The song is familiar, but the mood is different. Here’s a tale told not in the first flush of a youthful thrill, but at an end where it can be quiet, contemplative, funereal. In The Irishman, Martin Scorsese returns to the subject of crime and its vast systemic corruption — the source of so many of his memorable, dazzling, energetic, probing films: Mean Streets, Goodfellas, Casino, Gangs of New York, The Departed, The Wolf of Wall Street. But here it is at its saddest, and most somber. Even the Glory Days, where the Tough Guys are flush with money and our lead character is drawn into the club with praise and success, are presented as just some guys doing what they felt needed to be done for their jobs. One day after the other. A job is a job is a job. It may give you what you think you need, but at what cost? Scorsese has always hit these notes of moral perspective, of interpersonal ambiguity. Here the characters are aware of their compromises and the inevitable emptiness from the jump. It is told to us from the nursing home by an elderly Frank Sheeran (Robert DeNiro) whose lonely, ailing life places, with the sharply soft cinematography and cutting between three points in time, the futility that settles over the story. The bustling activity scripted by Steve Zaillian for the sprawling three-and-a-half hour film takes us from low-level mob enforcers in post-World War II Pennsylvania, to teamster hustling and negotiating in Chicago, to the halls of power in the Justice Department. Every step of the way — ascending a ladder of upward mobility from unionized truck driver, to mob enforcer, to a trusted helper for powerful men — Frank demonstrates a sense of duty and loyalty to his bosses and coworkers, whoever they may be. He wants to build his American dream, provide a secure life for his growing family. And yet the moral compromises of a corrupt system take his hard work and use it to consolidate the power of those above him, at the cost of his sense of self.

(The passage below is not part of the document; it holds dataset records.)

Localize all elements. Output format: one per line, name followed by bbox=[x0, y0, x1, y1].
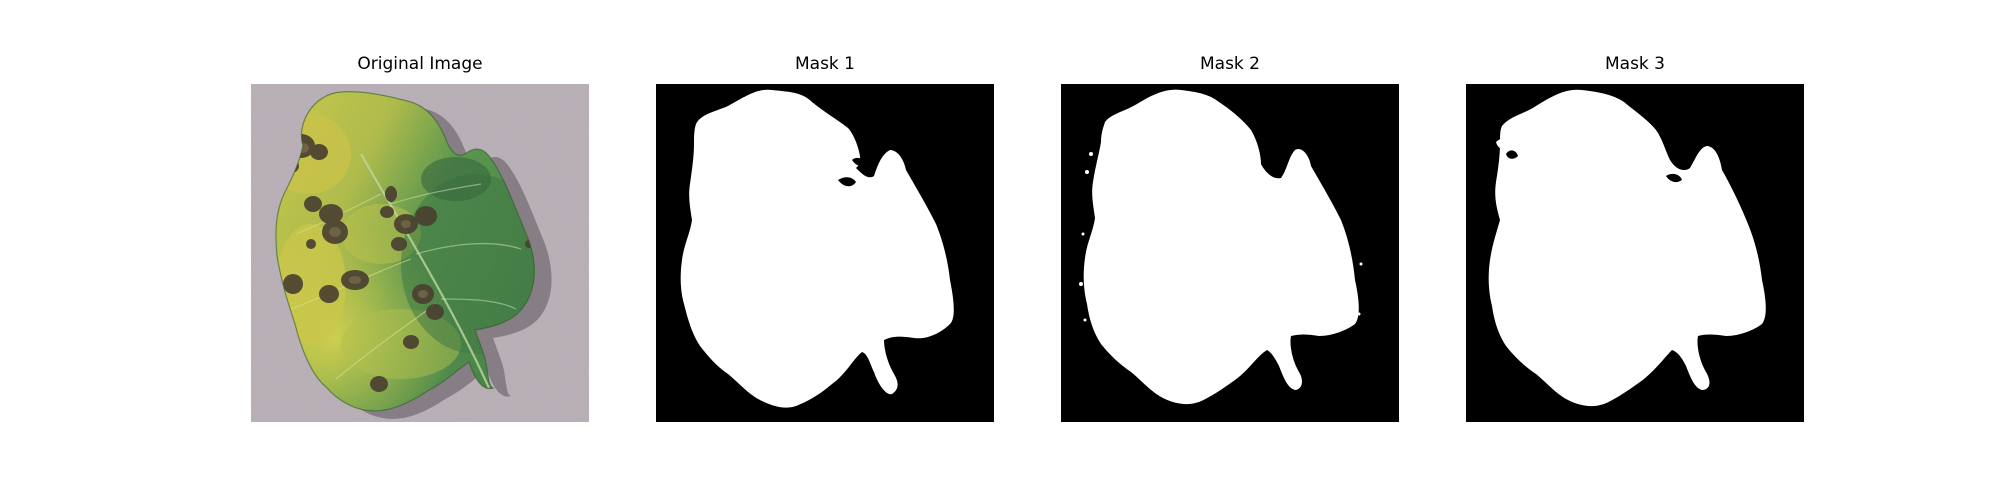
panel-original-image: Original Image bbox=[251, 54, 589, 422]
panel-mask-3: Mask 3 bbox=[1466, 54, 1804, 422]
panel-mask-2: Mask 2 bbox=[1061, 54, 1399, 422]
panel-title: Mask 2 bbox=[1199, 54, 1260, 74]
panel-title: Mask 3 bbox=[1604, 54, 1665, 74]
panel-title: Original Image bbox=[357, 54, 483, 74]
original-leaf-photo bbox=[251, 84, 589, 422]
mask-2-image bbox=[1061, 84, 1399, 422]
mask-1-image bbox=[656, 84, 994, 422]
mask-3-image bbox=[1466, 84, 1804, 422]
panel-title: Mask 1 bbox=[794, 54, 855, 74]
panel-mask-1: Mask 1 bbox=[656, 54, 994, 422]
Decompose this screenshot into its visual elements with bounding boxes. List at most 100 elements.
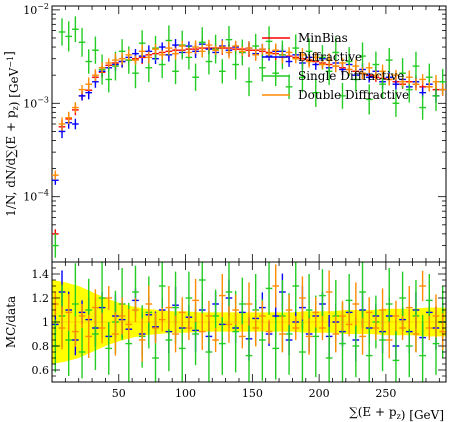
data-point: [245, 41, 253, 55]
main-y-tick-labels: 10−4 10−3 10−2: [23, 2, 49, 204]
data-point: [125, 49, 133, 61]
ratio-point: [165, 286, 173, 330]
series-double-diffractive: [52, 39, 446, 180]
main-panel: 10−410−310−2 1/N, dN/d∑(E + pz) [GeV−1] …: [2, 2, 447, 263]
data-point: [392, 78, 400, 90]
data-point: [412, 78, 420, 91]
data-point: [52, 170, 59, 180]
ratio-point: [259, 300, 266, 332]
data-point: [252, 48, 260, 61]
data-point: [198, 45, 206, 58]
main-y-tick-label: 10−3: [23, 95, 49, 110]
data-point: [105, 58, 113, 68]
data-point: [419, 95, 426, 120]
ratio-point: [439, 313, 446, 350]
x-tick-label: 200: [309, 387, 330, 400]
ratio-point: [198, 313, 206, 350]
data-point: [158, 50, 166, 60]
data-point: [65, 21, 73, 52]
data-point: [419, 74, 426, 85]
data-point: [105, 66, 113, 93]
data-point: [112, 53, 119, 67]
data-point: [58, 117, 66, 131]
ratio-point: [419, 270, 426, 302]
ratio-point: [225, 306, 233, 343]
data-point: [405, 70, 413, 84]
data-point: [118, 52, 126, 65]
data-point: [218, 40, 226, 54]
data-point: [178, 40, 186, 52]
data-point: [152, 43, 159, 55]
ratio-point: [158, 262, 166, 313]
data-point: [305, 55, 313, 68]
data-point: [359, 67, 366, 80]
x-tick-label: 250: [375, 387, 396, 400]
legend-item: Diffractive: [262, 50, 362, 64]
ratio-point: [405, 286, 413, 330]
data-point: [58, 18, 66, 46]
ratio-point: [238, 277, 246, 331]
ratio-point: [265, 262, 273, 315]
legend-label: Diffractive: [298, 50, 362, 64]
data-point: [259, 43, 266, 55]
data-point: [232, 49, 239, 80]
ratio-point: [232, 294, 239, 326]
legend-label: MinBias: [298, 31, 348, 45]
data-point: [319, 59, 326, 70]
ratio-point: [192, 278, 199, 322]
ratio-point: [359, 262, 366, 328]
ratio-y-tick-label: 0.6: [32, 364, 50, 377]
data-point: [138, 44, 146, 59]
ratio-point: [332, 315, 340, 353]
ratio-point: [352, 282, 360, 326]
data-point: [399, 77, 406, 87]
ratio-point: [359, 318, 366, 355]
ratio-point: [218, 274, 226, 318]
data-point: [385, 73, 393, 86]
main-y-tick-label: 10−4: [23, 189, 49, 204]
ratio-point: [205, 300, 213, 332]
data-point: [392, 69, 400, 81]
data-point: [272, 60, 280, 87]
data-point: [85, 77, 93, 91]
data-point: [132, 55, 139, 65]
ratio-point: [245, 324, 253, 382]
data-point: [245, 67, 253, 97]
ratio-point: [245, 282, 253, 326]
data-point: [172, 47, 179, 60]
x-tick-labels: 50 100 150 200 250: [112, 387, 397, 400]
data-point: [292, 54, 300, 64]
data-point: [432, 75, 440, 89]
ratio-point: [305, 318, 313, 355]
legend: MinBias Diffractive Single Diffractive Doub…: [262, 31, 409, 102]
data-point: [365, 71, 373, 83]
data-point: [212, 45, 219, 55]
ratio-point: [72, 316, 79, 347]
ratio-point: [292, 262, 300, 313]
ratio-point: [392, 319, 400, 382]
data-point: [165, 41, 173, 55]
main-y-axis-label: 1/N, dN/d∑(E + pz) [GeV−1]: [2, 51, 21, 217]
data-point: [72, 16, 79, 43]
legend-item: Double Diffractive: [262, 88, 409, 102]
ratio-y-tick-label: 1.2: [32, 292, 50, 305]
ratio-point: [345, 312, 353, 337]
ratio-point: [432, 294, 440, 338]
ratio-point: [399, 316, 406, 340]
ratio-point: [365, 314, 373, 382]
ratio-point: [105, 322, 113, 375]
data-point: [365, 62, 373, 74]
legend-label: Single Diffractive: [298, 69, 404, 83]
ratio-point: [312, 297, 320, 328]
ratio-point: [339, 300, 346, 332]
data-point: [205, 48, 213, 75]
data-point: [299, 62, 306, 93]
ratio-point: [365, 297, 373, 328]
ratio-point: [218, 312, 226, 375]
ratio-point: [385, 321, 393, 359]
data-point: [259, 54, 266, 82]
ratio-point: [92, 289, 99, 326]
ratio-point: [325, 326, 333, 382]
ratio-point: [78, 325, 86, 379]
legend-item: MinBias: [262, 31, 348, 45]
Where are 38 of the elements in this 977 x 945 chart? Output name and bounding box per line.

His violence and his connections give him everything, and strip from him his certitude. He's digging his own grave.

The film, as elegiac as it is suspenseful, floats between the tangled, overlapping worlds of business, politics, and the mob in mid-20th-century America. Frank is able to navigate between them because they are, as the film portrays them, overwhelmingly similar worlds of backroom deals, underhanded tricks, and power plays. He’s drawn into the orbits of two men. In one he finds the soft, sinister, avuncular tones of a hometown mobster (Joe Pesci) who seeks to keep his friends and family close and comfortable, whatever the cost. In the other is the loud, brash, combative teamster president Jimmy Hoffa (Al Pacino), whose bellicose pursuit of power for the working man is also flagrantly consolidating power for himself. The interactions between these men are cleverly staged and entertaining sequences with an undercurrent of sadness. All three leads, delivering forceful, nuanced, humane performances, are skillfully digitally de-aged in the early going, and yet retain the gravely stiffness of age; as the effects fade away, it’s as if their true selves — tired, desperate, sad — are being exposed as life wears them down. As incident and characterization accrues, the film gathers its power. The whole weight of its runtime comes down upon the final sequences, where a line or two, or a significant silence, takes on outsized power. By the end, Sheeran understands the ways in which the hard work he did was all for naught, for which his support of a system was a work of quiet cowardice. He saw his soul eroding slowly and surely as he saw what was happening around him. He participated in it to eke out a meager middle-class life for his family, and in the end is left alone, reaching impotently for human or spiritual connection that his time on earth has slowly bled away. What a powerful portrait of regret and quiet desperation. Yes, how exciting to feel important, to be part of something, to build a good reputation — to network and negotiate and stand up for yourself and play a role in history where the people you meet might be on the nightly news tomorrow or a decade from now. But how sad if, in the end, the consequences leave you nothing and no one. It’s a rise and a fall, but here, from this character’s deathbed perspective and in the hands of a mature master filmmaker, it feels like falling the whole way through.